China’s alleged cover-up of the COVID-19 outbreak has renewed tensions, with the Federal Communications Commission (FCC) telling Chinese telcos to prove they are not government puppets

Friday saw the FCC issue a provocative ultimatum to four Chinese telcos: prove you have no links to the Chinese government or lose the right to operate in the US.
The decision comes after increasing tensions regarding the Chinese government’s handling of the COVID-19 outbreak, with US claiming that the supposed government cover-up shows exactly why they should be suspicious of Chinese telcos.
"Since communist China is willing to disappear its own people to advance the regime’s geopolitical agenda, it is appropriate for the FCC to closely scrutiniwe telecom carriers with ties to that regime," said FCC Commissioner Brendan Carr.
FCC Chairman Ajit Pai was slightly less inflammatory, saying that “we simply cannot take a risk and hope for the best when it comes to the security of our networks.”
The four Chinese companies – China Telecom, China Unicom, Pacific Networks, and ComNet – have been given 30 days to respond to the “Show Cause Orders” and demonstrate that they operate independently from the Chinese government.

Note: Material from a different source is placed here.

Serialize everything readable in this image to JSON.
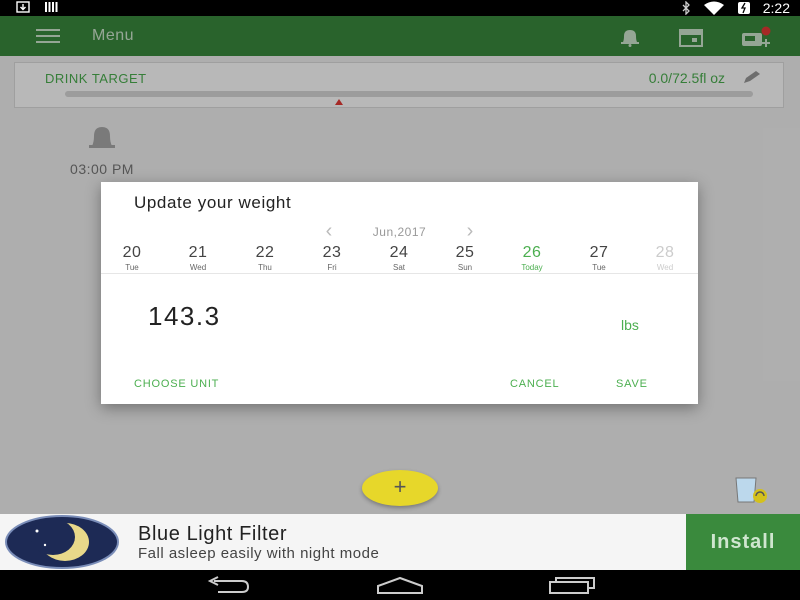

These operators were first granted approval over a decade ago, but the FCC said that the security threat represented by the Chinese government had “grown significantly” since that time.

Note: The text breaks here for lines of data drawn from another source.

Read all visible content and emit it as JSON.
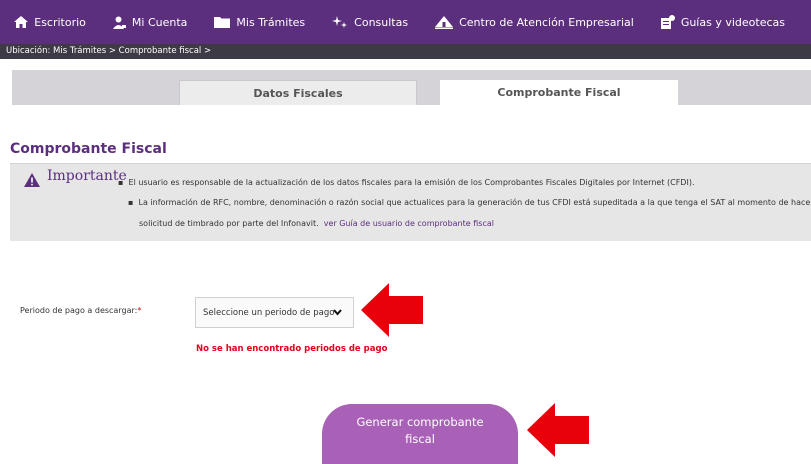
{
  "nav": {
    "items": [
      {
        "label": "Escritorio",
        "icon": "home-icon"
      },
      {
        "label": "Mi Cuenta",
        "icon": "user-icon"
      },
      {
        "label": "Mis Trámites",
        "icon": "folder-icon"
      },
      {
        "label": "Consultas",
        "icon": "sparkle-icon"
      },
      {
        "label": "Centro de Atención Empresarial",
        "icon": "building-icon"
      },
      {
        "label": "Guías y videotecas",
        "icon": "guide-icon"
      }
    ]
  },
  "breadcrumb": "Ubicación: Mis Trámites > Comprobante fiscal >",
  "tabs": {
    "datos_fiscales": "Datos Fiscales",
    "comprobante_fiscal": "Comprobante Fiscal"
  },
  "section_title": "Comprobante Fiscal",
  "notice": {
    "heading": "Importante",
    "line1": "El usuario es responsable de la actualización de los datos fiscales para la emisión de los Comprobantes Fiscales Digitales por Internet (CFDI).",
    "line2": "La información de RFC, nombre, denominación o razón social que actualices para la generación de tus CFDI está supeditada a la que tenga el SAT al momento de hacer la",
    "line3": "solicitud de timbrado por parte del Infonavit.",
    "link": "ver Guía de usuario de comprobante fiscal"
  },
  "period": {
    "label": "Periodo de pago a descargar:",
    "required_mark": "*",
    "selected": "Seleccione un periodo de pago",
    "error": "No se han encontrado periodos de pago"
  },
  "generate_button": {
    "line1": "Generar comprobante",
    "line2": "fiscal"
  },
  "colors": {
    "nav_bg": "#5c2e7e",
    "accent": "#a861b7",
    "error": "#e3001b",
    "arrow": "#e8000b"
  }
}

Under the Trump administration, the FCC has been at the forefront of a trade-war that has seen major Chinese vendor Huawei blacklisted, with geopolitical ramifications playing out across the world, from Europe to Africa.

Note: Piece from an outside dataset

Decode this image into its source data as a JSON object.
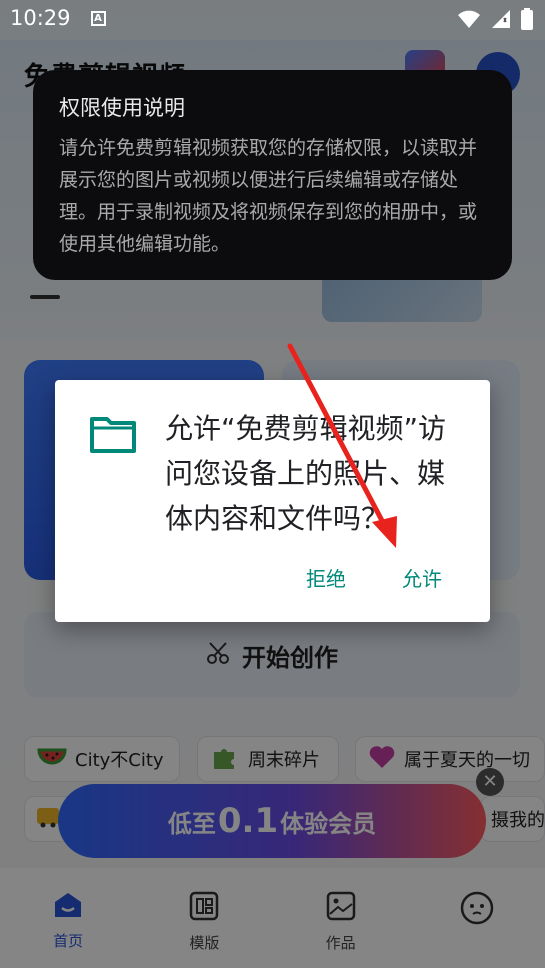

Last May, China Mobile was denied a US licence following a unanimous vote by the FCC and the emergence of the coronavirus pandemic since then has done nothing to soothe tensions between China and the US; indeed, just earlier this month there were calls to revoke China Telecom’s licence. 
The conflict even rages beneath the waves, with the FCC recently granting permission for Google to  activate part of its subsea cable that links the US to Asia, but not the part which connects the network to Hong Kong.
With the US–China trade war showing no signs of stopping despite the global crisis, the ball is now in the Chinese operators’ court when it comes to proving their legitimacy.